Over the past 4 years, Telemarketing and Door-to-Door Sales hiring demand peaked each year with about 26,000 jobs posted online in the Spring months. These occupations haven't regained pre-recession demand levels, still down about 14% from its height in 2008.
The overwhelming amount of data on the Internet has recently created a need for Data Scientists. As you can see in the hiring demand growth chart below, Data Scientists was barely advertised before. Demand for this profession was kick started just after August 2011. Since then, hiring demand increased more than 400%. Boston has the largest candidate supply. Meanwhile, the New Orleans metropolitan area has the most favorable recruiting environment.

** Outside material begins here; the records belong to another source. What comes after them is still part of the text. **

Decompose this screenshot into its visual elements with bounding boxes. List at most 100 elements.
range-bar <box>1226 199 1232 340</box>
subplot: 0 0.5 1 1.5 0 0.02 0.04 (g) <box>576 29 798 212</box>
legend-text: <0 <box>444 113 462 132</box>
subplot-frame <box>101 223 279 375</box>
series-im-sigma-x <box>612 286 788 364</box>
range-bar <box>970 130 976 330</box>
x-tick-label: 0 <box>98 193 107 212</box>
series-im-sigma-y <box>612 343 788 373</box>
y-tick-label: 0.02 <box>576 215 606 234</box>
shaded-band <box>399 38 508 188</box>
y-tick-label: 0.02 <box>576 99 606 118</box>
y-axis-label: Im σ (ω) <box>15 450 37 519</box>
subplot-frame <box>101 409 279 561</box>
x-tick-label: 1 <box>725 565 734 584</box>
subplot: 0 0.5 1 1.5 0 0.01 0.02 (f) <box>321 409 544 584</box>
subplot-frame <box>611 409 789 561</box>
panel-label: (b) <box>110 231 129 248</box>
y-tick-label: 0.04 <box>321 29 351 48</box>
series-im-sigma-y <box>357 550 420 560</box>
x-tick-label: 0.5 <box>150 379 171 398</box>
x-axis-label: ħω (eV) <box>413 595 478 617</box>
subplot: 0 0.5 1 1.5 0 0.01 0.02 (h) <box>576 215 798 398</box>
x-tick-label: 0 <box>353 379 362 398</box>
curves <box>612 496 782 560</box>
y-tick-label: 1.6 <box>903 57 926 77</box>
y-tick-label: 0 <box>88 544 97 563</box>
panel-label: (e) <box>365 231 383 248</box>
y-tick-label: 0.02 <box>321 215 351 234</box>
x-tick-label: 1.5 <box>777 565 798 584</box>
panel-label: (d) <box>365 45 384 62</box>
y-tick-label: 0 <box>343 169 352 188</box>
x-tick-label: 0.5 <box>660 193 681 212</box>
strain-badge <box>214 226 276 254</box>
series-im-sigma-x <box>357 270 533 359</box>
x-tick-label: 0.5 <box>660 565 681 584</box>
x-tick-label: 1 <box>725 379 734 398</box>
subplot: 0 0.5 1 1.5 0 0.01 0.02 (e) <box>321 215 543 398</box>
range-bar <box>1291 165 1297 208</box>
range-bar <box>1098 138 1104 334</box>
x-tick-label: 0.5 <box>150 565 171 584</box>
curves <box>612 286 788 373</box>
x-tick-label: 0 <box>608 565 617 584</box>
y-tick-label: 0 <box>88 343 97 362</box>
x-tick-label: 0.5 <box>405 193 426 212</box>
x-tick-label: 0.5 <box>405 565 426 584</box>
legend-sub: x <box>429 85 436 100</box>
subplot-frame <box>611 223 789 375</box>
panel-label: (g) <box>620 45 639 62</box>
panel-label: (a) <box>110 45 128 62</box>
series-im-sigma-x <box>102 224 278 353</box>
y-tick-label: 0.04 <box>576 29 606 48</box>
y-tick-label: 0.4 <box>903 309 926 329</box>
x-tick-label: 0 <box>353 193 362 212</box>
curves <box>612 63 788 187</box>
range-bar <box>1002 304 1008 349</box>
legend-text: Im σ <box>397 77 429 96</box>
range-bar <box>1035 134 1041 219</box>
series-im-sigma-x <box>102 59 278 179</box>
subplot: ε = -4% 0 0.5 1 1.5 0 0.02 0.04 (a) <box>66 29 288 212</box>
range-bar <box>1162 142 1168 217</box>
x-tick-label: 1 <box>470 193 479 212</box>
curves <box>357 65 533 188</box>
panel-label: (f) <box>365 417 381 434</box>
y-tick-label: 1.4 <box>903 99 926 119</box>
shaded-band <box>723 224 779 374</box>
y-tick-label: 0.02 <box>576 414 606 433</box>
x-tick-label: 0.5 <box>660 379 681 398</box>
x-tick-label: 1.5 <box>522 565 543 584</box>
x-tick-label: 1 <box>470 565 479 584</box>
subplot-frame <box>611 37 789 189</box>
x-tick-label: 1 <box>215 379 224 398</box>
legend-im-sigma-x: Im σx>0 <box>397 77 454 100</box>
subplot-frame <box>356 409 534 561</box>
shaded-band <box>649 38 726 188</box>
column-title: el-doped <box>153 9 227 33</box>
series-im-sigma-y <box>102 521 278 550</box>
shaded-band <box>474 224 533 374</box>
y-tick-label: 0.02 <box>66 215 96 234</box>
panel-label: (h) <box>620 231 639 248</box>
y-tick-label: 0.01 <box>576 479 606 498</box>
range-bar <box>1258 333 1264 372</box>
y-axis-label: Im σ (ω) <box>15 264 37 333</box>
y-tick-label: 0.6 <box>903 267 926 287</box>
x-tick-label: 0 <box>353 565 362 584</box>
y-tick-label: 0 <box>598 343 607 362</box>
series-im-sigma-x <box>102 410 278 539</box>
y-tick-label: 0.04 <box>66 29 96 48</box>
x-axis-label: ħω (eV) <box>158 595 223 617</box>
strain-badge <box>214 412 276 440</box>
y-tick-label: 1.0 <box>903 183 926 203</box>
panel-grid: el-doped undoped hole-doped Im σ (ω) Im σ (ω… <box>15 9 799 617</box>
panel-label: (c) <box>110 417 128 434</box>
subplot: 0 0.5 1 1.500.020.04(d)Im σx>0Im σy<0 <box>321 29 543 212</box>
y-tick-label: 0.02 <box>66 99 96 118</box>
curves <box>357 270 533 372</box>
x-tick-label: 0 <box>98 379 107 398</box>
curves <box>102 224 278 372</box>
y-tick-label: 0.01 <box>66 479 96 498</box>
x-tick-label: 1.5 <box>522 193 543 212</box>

Due to automation, Research and Design positions have also been on the rise. The monthly total ad volume increased 29% year-over-year. On average, it is very likely to be difficult to hire qualified candidates for this role. While Washington, DC metro has the most potential candidates in the workforce, Tucson, AZ is the best location to look for talent.
Technological advances have created higher demand for Computer Programmers and Network Administrators. August had over 102,000 job ads posted online. As you can see in the chart below, demand for this occupation rose 28% in 2 years. Recruiters will experience mixed difficulty levels when recruiting for this position across the US. New York has the largest candidate supply and Amarillo, TX has the best recruiting conditions.
With recent changes in healthcare, Medical Assistant demand has been on an upswing. Since its lowest point in December 2008, online job ads for Medical Assistants increased 97%. There were more than 23,000 jobs posted online in August. Nationally, it is easier to fill this position. Our Hiring Scale™ heat map shows Los Angeles, CA as having the best recruiting circumstances and it also has the largest talent pool.
Job applicants and Recruiters can benefit from adapting their skills to these changes. When a position that was once recruited for is declining or disappearing, Recruiters can shift their focus on positions that are thriving and adapt their skills to these areas.
Do you think any of these dying jobs can be resuscitated? How will you adapt?